Waarom de beste spelers vals spelen

Waarom de beste spelers vals spelen

Zoals er twee typen spelletjes zijn, zijn er ook twee soorten spelletjesmensen: de liefhebber van kansspelen en de liefhebber van behendigheidsspelen.

De liefhebber van kansspelen is iemand die hoopt dat het lot hem gunstig gezind zal zijn. Als het leven tegenzit, gaat hij gokken. Als het lot het wil, word ik gelukkig, zo redeneert hij. En zo vergokt hij het weinig dat hij heeft en roept hij het ongeluk over zichzelf uit. Als het leven hem wel even meezit, gaat hij ook gokken. Want, zo redeneert hij, ik moet het geluk niet afwijzen als het me toelacht – en weer raakt hij alles kwijt. Hij is, kortom, een eeuwige loser.

De liefhebber van behendigheidsspelen denkt dat hij het lot naar zijn hand kan zetten. Als hij wint, ziet hij dat niet als ‘geluk’ of ’toeval’, maar als zijn eigen verdienste. Als hij verliest, neemt hij het zichzelf kwalijk. Terwijl de kansspeler zich gelaten en passief opstelt in het leven (‘Wat doe je eraan? Ik ben nu eenmaal een pechvogel.’), is de behendigheidsspeler altijd druk in de weer. Hij bereidt zich mentaal en fysiek grondig voor op het spel. En als het spel eenmaal van start is gegaan, is hij de fanatiekste deelnemer. Als hij verliest, leert hij van zijn fouten.

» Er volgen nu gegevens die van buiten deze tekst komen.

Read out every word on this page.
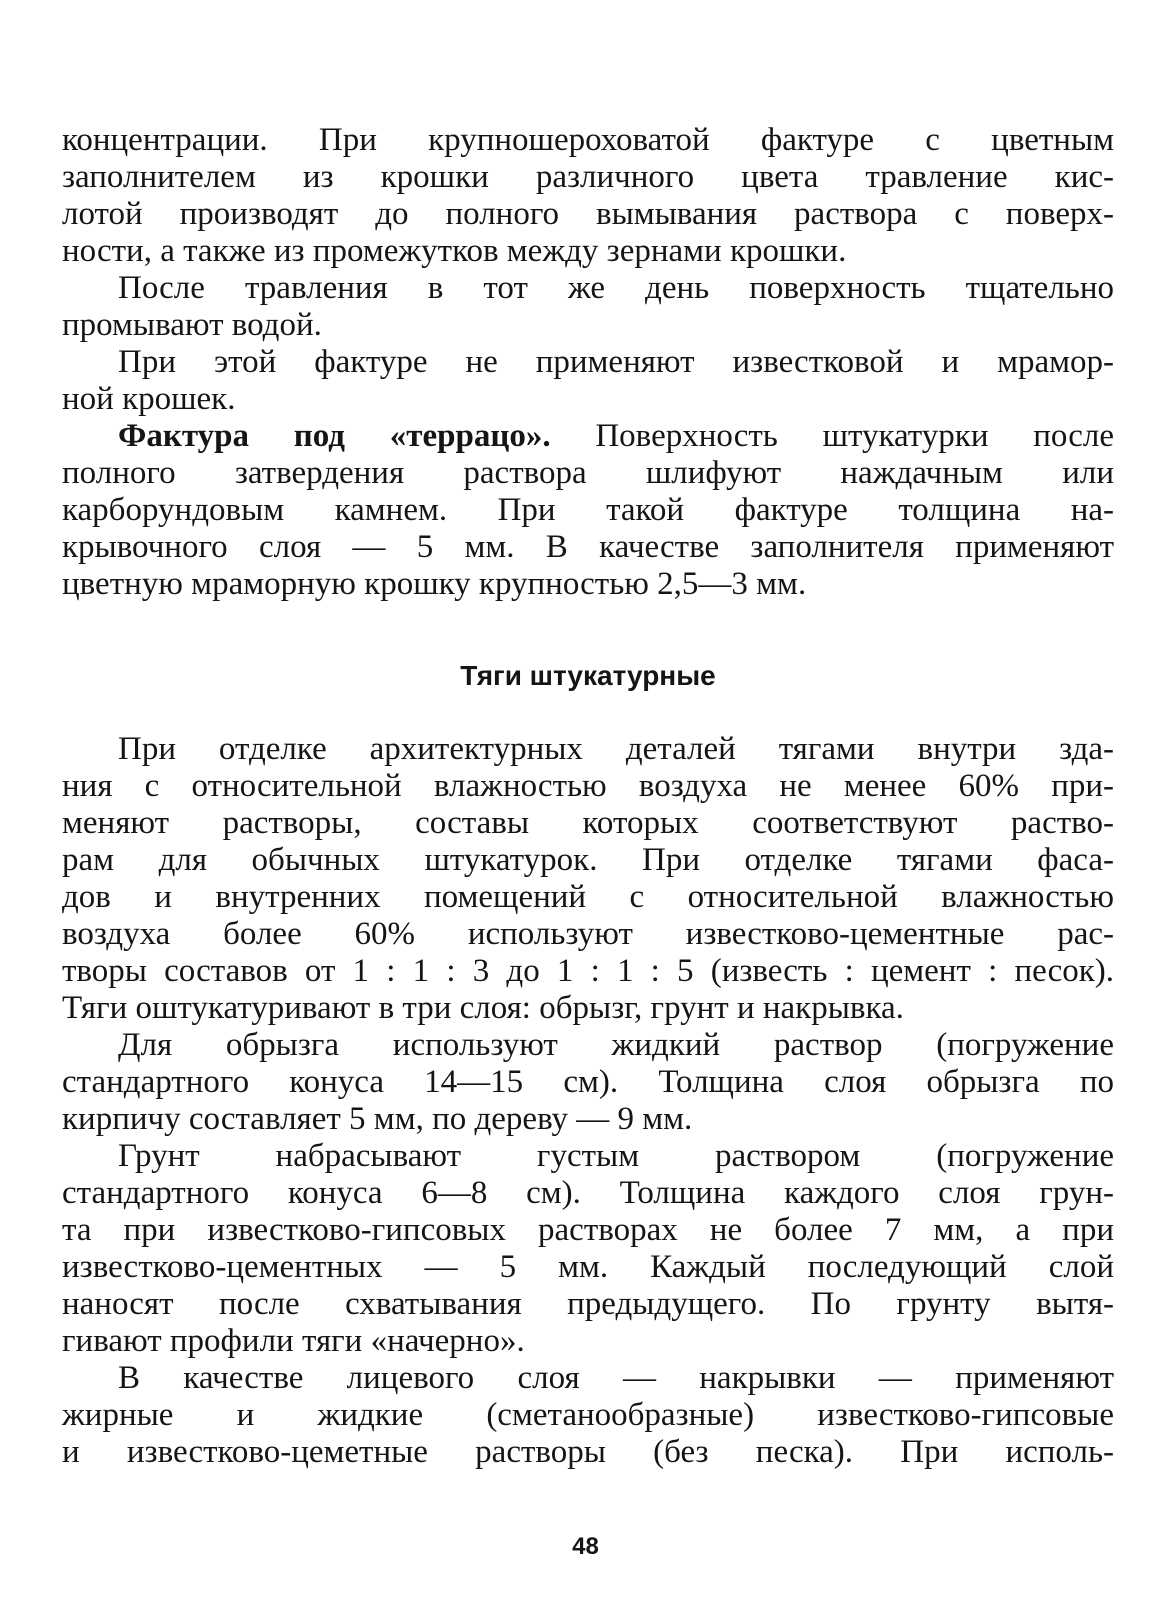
концентрации. При крупношероховатой фактуре с цветным
заполнителем из крошки различного цвета травление кис-
лотой производят до полного вымывания раствора с поверх-
ности, а также из промежутков между зернами крошки.

После травления в тот же день поверхность тщательно
промывают водой.

При этой фактуре не применяют известковой и мрамор-
ной крошек.

Фактура под «террацо». Поверхность штукатурки после
полного затвердения раствора шлифуют наждачным или
карборундовым камнем. При такой фактуре толщина на-
крывочного слоя — 5 мм. В качестве заполнителя применяют
цветную мраморную крошку крупностью 2,5—3 мм.

Тяги штукатурные

При отделке архитектурных деталей тягами внутри зда-
ния с относительной влажностью воздуха не менее 60% при-
меняют растворы, составы которых соответствуют раство-
рам для обычных штукатурок. При отделке тягами фаса-
дов и внутренних помещений с относительной влажностью
воздуха более 60% используют известково-цементные рас-
творы составов от 1 : 1 : 3 до 1 : 1 : 5 (известь : цемент : песок).
Тяги оштукатуривают в три слоя: обрызг, грунт и накрывка.

Для обрызга используют жидкий раствор (погружение
стандартного конуса 14—15 см). Толщина слоя обрызга по
кирпичу составляет 5 мм, по дереву — 9 мм.

Грунт набрасывают густым раствором (погружение
стандартного конуса 6—8 см). Толщина каждого слоя грун-
та при известково-гипсовых растворах не более 7 мм, а при
известково-цементных — 5 мм. Каждый последующий слой
наносят после схватывания предыдущего. По грунту вытя-
гивают профили тяги «начерно».

В качестве лицевого слоя — накрывки — применяют
жирные и жидкие (сметанообразные) известково-гипсовые
и известково-цеметные растворы (без песка). При исполь-

48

De behendigheidsspeler wil altijd winnen. Desnoods met oneigenlijke middelen. Want spelregels zijn ook maar een bedenksel, een willekeurig stel afspraken. Waarom zou je daaraan houden? Niets staat vast; als je het lot in eigen hand kunt nemen, dan kun je toch zeker een dom spelletje manipuleren? Een valsspeler is ook geen loser, integendeel: juist goede spelers spelen vals. De valsspeler is iemand die de kans dat hij verliest tot een minimum beperken. Dus zorgt hij dat hij het spel tot in de puntjes beheerst. Hij kent de spelregels tot en met. En als het zo uitkomt, overtreedt hij ze. Een kwestie van zelfbeschikking.

Een actueel voorbeeld? Het ligt voor de hand, maar wat dacht u van Johan Cruijff, Nederlands bekendste winnaar én valsspeler. Altijd wil hij winnen, heeft hij ooit bekend, hoe futiel het spelletje ook is. Dat hij een lastige verhouding heeft met spelregels, blijkt al uit die fameuze penalty die hij nam in een een-tweetje met Morten Olsen. Niet direct een overtreding – de voetbalregels zijn later zo aangepast dat de bal bij een strafschop eerst de keeper of de paal moet raken voordat een tweede speler mag schieten. Maar het geeft wel aan hoe creatief Cruijff met de regels omgaat. Een creativiteit die voortkomt uit zijn winnaarsmentaliteit. Cruijff had het niet zo op penalty’s; door de penalty op deze manier te nemen, kon hem de goal nauwelijks ontgaan. Eenzelfde creativiteit legde Cruijff op latere leeftijd aan de dag toen hij ging golven. Zodra hij merkte dat dit hem wat moeilijker afging dan voetbal, ging hij structureel valsspelen. Wat nou regels? Het doel heiligt toch de middelen? Zo redeneert elke grote behendigheidsspeler.

Ik heb zelfs de indruk dat veel behendigheidsspelers er schik in hebben om vals te spelen. Misschien dat ze dít ook als een behendigheidstest zien: hoe kan ik stiekem mijn gang gaan zonder dat ik wordt betrapt? Spannend! Taboedoorbrekend! Dit zou dan meteen een extra reden waarom juist de beste spelers vals spelen: uit verveling, omdat ze uitgekeken zijn op het spelletje dat ze zo goed beheersen. Dus zoeken ze een nieuwe uitdaging in het goed valsspelen in plaats van het goed spelen.

Helaas, we zullen wel nooit weten of deze theorie klopt. Want de valsspelers die niet worden betrapt, zwijgen opdat ze kunnen blijven winnen. En de valsspelers die wel worden betrapt, zwijgen en doen alsof ze hebben gewonnen.